A “pinhooker” is someone who buys something cheap for purposes of repackaging and reselling at a higher price. Look the word up online and most of references you’ll find relate to thoroughbred horses, but the term was also used historically for those who bought tobacco that went unsold at auction, repackaged it, and managed to turn a small profit reselling it. There’s a lot of speculation about the origin of the word, and suggestions that it might have been derived from a place name.
Pinhookers were the rag-and-bone men of the tobacco industry, so naturally it was a profession that drew the most marginal elements of society, as Pin Hook, the place in Old West Durham, reportedly exemplified, with its population of alcoholics, gamblers, and prostitutes. So, did the place take its name from the profession, or vice versa? I’m confident it was the vice versa, actually, since the first tobacco auction in Durham took place in 1873, and I’ve seen a reference to Pin Hook, by name, in print, with a date in 1871, and that was in a newspaper article looking back nostalgically on Pin Hook. Specifically, the Hillsborough Recorder was fondly recalling a race between a man and a woman, both naked, for the prize of a quart of liquor.
“Pin Hook,” the place, probably took its name from the bend in the railroad that marks the spot.
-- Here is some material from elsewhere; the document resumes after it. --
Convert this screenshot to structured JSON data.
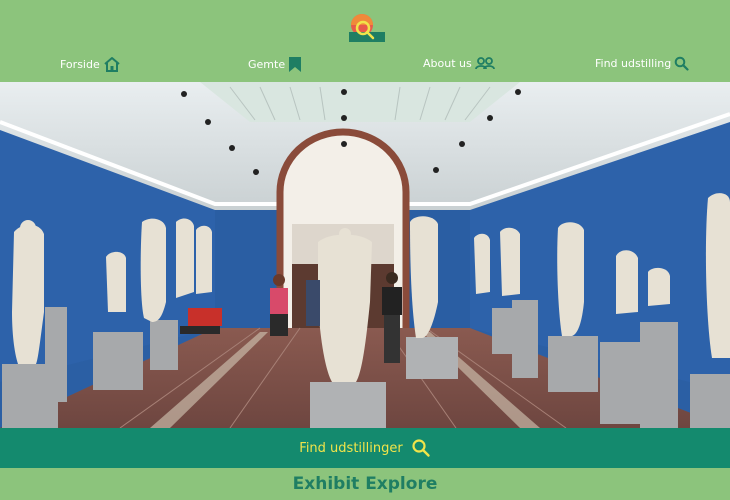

The folks who inhabited this demimonde, making some money repackaging low-grade tobacco leaf, then gave their place name to the profession, which would suggest that the horse traders of today, still known as pinhookers, owe their occupational appellation to the bend in the tracks near what is now Erwin Square.
After work yesterday, I left my bike parked at Erwin Square and hiked across the street to explore the narrow greensward between the tracks and the Durham Freeway. I found little sign of past habitation, but I have posted a few pictures below:
Here’s a piece of wood from some past structure. As with every old artifact I saw here, I could imagine it dated from Pin Hook, but more likely it’s left from the later mill village that sprang up across from Erwin Mill in the early 20th century.
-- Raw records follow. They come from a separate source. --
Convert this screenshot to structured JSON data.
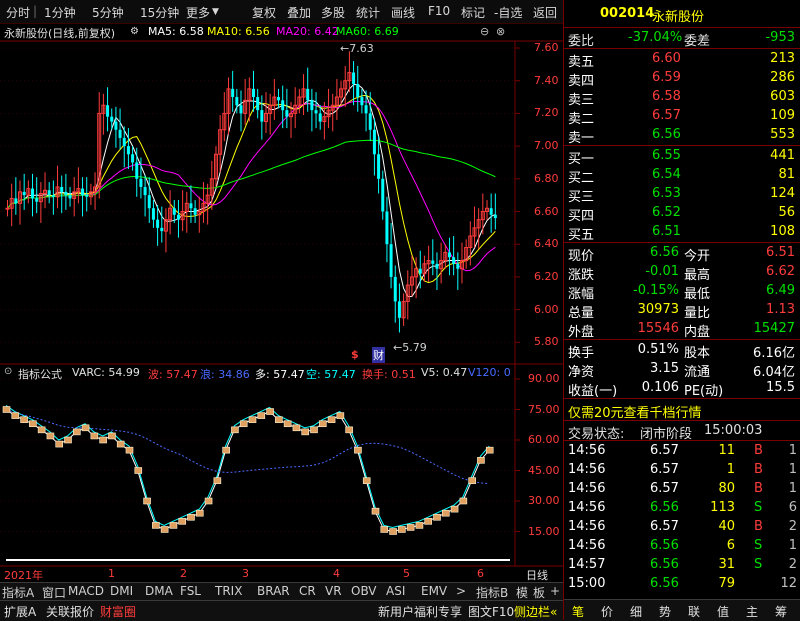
{
  "toolbar": {
    "items": [
      "分时",
      "1分钟",
      "5分钟",
      "15分钟",
      "更多",
      "复权",
      "叠加",
      "多股",
      "统计",
      "画线",
      "F10",
      "标记",
      "-自选",
      "返回"
    ]
  },
  "main_chart": {
    "stock_title": "永新股份(日线,前复权)",
    "ma5": "MA5: 6.58",
    "ma10": "MA10: 6.56",
    "ma20": "MA20: 6.42",
    "ma60": "MA60: 6.69",
    "price_axis": [
      "7.60",
      "7.40",
      "7.20",
      "7.00",
      "6.80",
      "6.60",
      "6.40",
      "6.20",
      "6.00",
      "5.80"
    ],
    "high_label": "7.63",
    "low_label": "5.79",
    "marker_1": "$",
    "marker_2": "财",
    "colors": {
      "ma5": "#ffffff",
      "ma10": "#ffff00",
      "ma20": "#ff00ff",
      "ma60": "#00ff00",
      "up": "#ff3c3c",
      "down": "#00ffff"
    }
  },
  "indicator": {
    "name": "指标公式",
    "varc": "VARC: 54.99",
    "bo": "波: 57.47",
    "lang": "浪: 34.86",
    "duo": "多: 57.47",
    "kong": "空: 57.47",
    "huanshou": "换手: 0.51",
    "v5": "V5: 0.47",
    "v120": "V120: 0",
    "axis": [
      "90.00",
      "75.00",
      "60.00",
      "45.00",
      "30.00",
      "15.00"
    ]
  },
  "time_axis": {
    "year": "2021年",
    "months": [
      "1",
      "2",
      "3",
      "4",
      "5",
      "6"
    ],
    "period": "日线"
  },
  "indicator_tabs": [
    "指标A",
    "窗口",
    "MACD",
    "DMI",
    "DMA",
    "FSL",
    "TRIX",
    "BRAR",
    "CR",
    "VR",
    "OBV",
    "ASI",
    "EMV",
    ">",
    "指标B",
    "模",
    "板",
    "+",
    "-"
  ],
  "bottom_tabs": [
    "扩展A",
    "关联报价",
    "财富圈"
  ],
  "bottom_right": [
    "新用户福利专享",
    "图文F10",
    "侧边栏"
  ],
  "quote": {
    "code": "002014",
    "name": "永新股份",
    "weibi_label": "委比",
    "weibi": "-37.04%",
    "weicha_label": "委差",
    "weicha": "-953",
    "sell": [
      {
        "label": "卖五",
        "price": "6.60",
        "vol": "213"
      },
      {
        "label": "卖四",
        "price": "6.59",
        "vol": "286"
      },
      {
        "label": "卖三",
        "price": "6.58",
        "vol": "603"
      },
      {
        "label": "卖二",
        "price": "6.57",
        "vol": "109"
      },
      {
        "label": "卖一",
        "price": "6.56",
        "vol": "553"
      }
    ],
    "buy": [
      {
        "label": "买一",
        "price": "6.55",
        "vol": "441"
      },
      {
        "label": "买二",
        "price": "6.54",
        "vol": "81"
      },
      {
        "label": "买三",
        "price": "6.53",
        "vol": "124"
      },
      {
        "label": "买四",
        "price": "6.52",
        "vol": "56"
      },
      {
        "label": "买五",
        "price": "6.51",
        "vol": "108"
      }
    ],
    "stats": [
      {
        "l1": "现价",
        "v1": "6.56",
        "l2": "今开",
        "v2": "6.51"
      },
      {
        "l1": "涨跌",
        "v1": "-0.01",
        "l2": "最高",
        "v2": "6.62"
      },
      {
        "l1": "涨幅",
        "v1": "-0.15%",
        "l2": "最低",
        "v2": "6.49"
      },
      {
        "l1": "总量",
        "v1": "30973",
        "l2": "量比",
        "v2": "1.13"
      },
      {
        "l1": "外盘",
        "v1": "15546",
        "l2": "内盘",
        "v2": "15427"
      }
    ],
    "stats2": [
      {
        "l1": "换手",
        "v1": "0.51%",
        "l2": "股本",
        "v2": "6.16亿"
      },
      {
        "l1": "净资",
        "v1": "3.15",
        "l2": "流通",
        "v2": "6.04亿"
      },
      {
        "l1": "收益(一)",
        "v1": "0.106",
        "l2": "PE(动)",
        "v2": "15.5"
      }
    ],
    "promo": "仅需20元查看千档行情",
    "status_label": "交易状态:",
    "status": "闭市阶段",
    "status_time": "15:00:03",
    "ticks": [
      {
        "t": "14:56",
        "p": "6.57",
        "v": "11",
        "d": "B",
        "n": "1"
      },
      {
        "t": "14:56",
        "p": "6.57",
        "v": "1",
        "d": "B",
        "n": "1"
      },
      {
        "t": "14:56",
        "p": "6.57",
        "v": "80",
        "d": "B",
        "n": "1"
      },
      {
        "t": "14:56",
        "p": "6.56",
        "v": "113",
        "d": "S",
        "n": "6"
      },
      {
        "t": "14:56",
        "p": "6.57",
        "v": "40",
        "d": "B",
        "n": "2"
      },
      {
        "t": "14:56",
        "p": "6.56",
        "v": "6",
        "d": "S",
        "n": "1"
      },
      {
        "t": "14:57",
        "p": "6.56",
        "v": "31",
        "d": "S",
        "n": "2"
      },
      {
        "t": "15:00",
        "p": "6.56",
        "v": "79",
        "d": "",
        "n": "12"
      }
    ],
    "side_tabs": [
      "笔",
      "价",
      "细",
      "势",
      "联",
      "值",
      "主",
      "筹"
    ]
  }
}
A length of iron pipe emerges from the ground, just outside the Durham Freeway fence.
This was the most evocative find: an old, brick-lined well, since Pin Hook famously had a well, frequented by travelers on the old Raleigh-Hillsborough Road.
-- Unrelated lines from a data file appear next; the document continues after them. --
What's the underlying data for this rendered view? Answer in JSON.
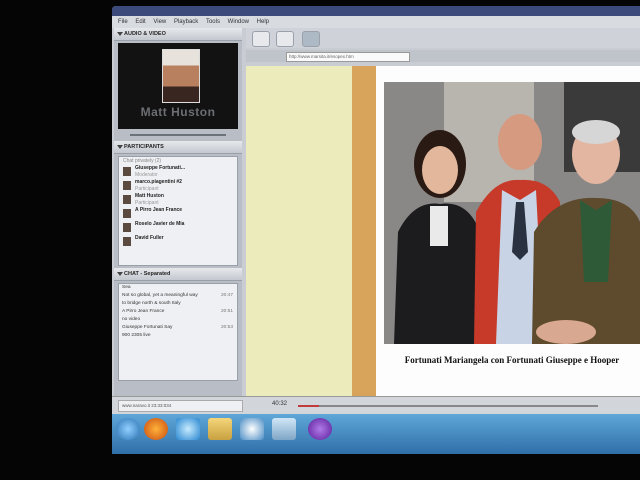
{
  "menu": [
    "File",
    "Edit",
    "View",
    "Playback",
    "Tools",
    "Window",
    "Help"
  ],
  "panels": {
    "audio_video": "AUDIO & VIDEO",
    "participants": "PARTICIPANTS",
    "chat": "CHAT - Separated"
  },
  "video": {
    "name": "Matt Huston"
  },
  "participants": {
    "hint": "Chat privately (2)",
    "items": [
      {
        "name": "Giuseppe Fortunati...",
        "sub": "Moderator"
      },
      {
        "name": "marco.piagentini #2",
        "sub": "Participant"
      },
      {
        "name": "Matt Huston",
        "sub": "Participant"
      },
      {
        "name": "A Pirro Jean France",
        "sub": ""
      },
      {
        "name": "Roselo Javier de Mia",
        "sub": ""
      },
      {
        "name": "David Fuller",
        "sub": ""
      }
    ]
  },
  "chat": {
    "lines": [
      {
        "text": "Sea",
        "time": ""
      },
      {
        "text": "Not so global, yet a meaningful way",
        "time": "20:47"
      },
      {
        "text": "to bridge north & south Italy",
        "time": ""
      },
      {
        "text": "A Pirro Jean France",
        "time": "20:51"
      },
      {
        "text": "no video",
        "time": ""
      },
      {
        "text": "Giuseppe Fortunati Say",
        "time": "20:53"
      },
      {
        "text": "900 2305 live",
        "time": ""
      }
    ]
  },
  "url": "http://www.marsita.it/esopex.htm",
  "caption": "Fortunati Mariangela con Fortunati Giuseppe e Hooper",
  "status": "www.naravo.it  23:33:034",
  "timecode": "40:32",
  "playback_progress": 0.07,
  "colors": {
    "accent": "#3b4a7a",
    "progress": "#c23b3b",
    "taskbar": "#2f6fa8"
  }
}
Unlike most narrow stands of woods in the midst of development, this one was dominated by mature hardwoods, not scrawny pines. There was plenty of poison ivy, however, and I had to bathe in Tecnu when I got home.
Looking across to Erwin Square, where I work. 150 years ago, this view would have been the heart of Pin Hook.
On a final note, last weekend Jen and I walked from home to The Pin Hook, the latterday downtown Durham bar, to see John Darnielle of the Mountain Goats and opening act Midtown Dickens. In between was a band we’d never heard of, Mount Moriah, which is fronted by the woman who runs the bar (and also co-owns the record label whose benefit the event was). Now, I’m enough of a (nascent) Durham history geek to be bothered by the fact that The Pin Hook is located not in Old West Durham, where it should be, but downtown, and that it has a pointless “The” in its name. That said, I don’t want to romanticize what was no doubt a very unromantic past, and I’m sure I had a much finer time listening to John Darnielle pour out his heart with the articulate passion of a poet, and all the added power of his fine singing voice and acoustic guitar, then I would have had drinking grog with antebellum Old Southerners in some ramshackle roadhouse.
Still, I wish I could see that old place, and I keep trying to imagine it better than information allows.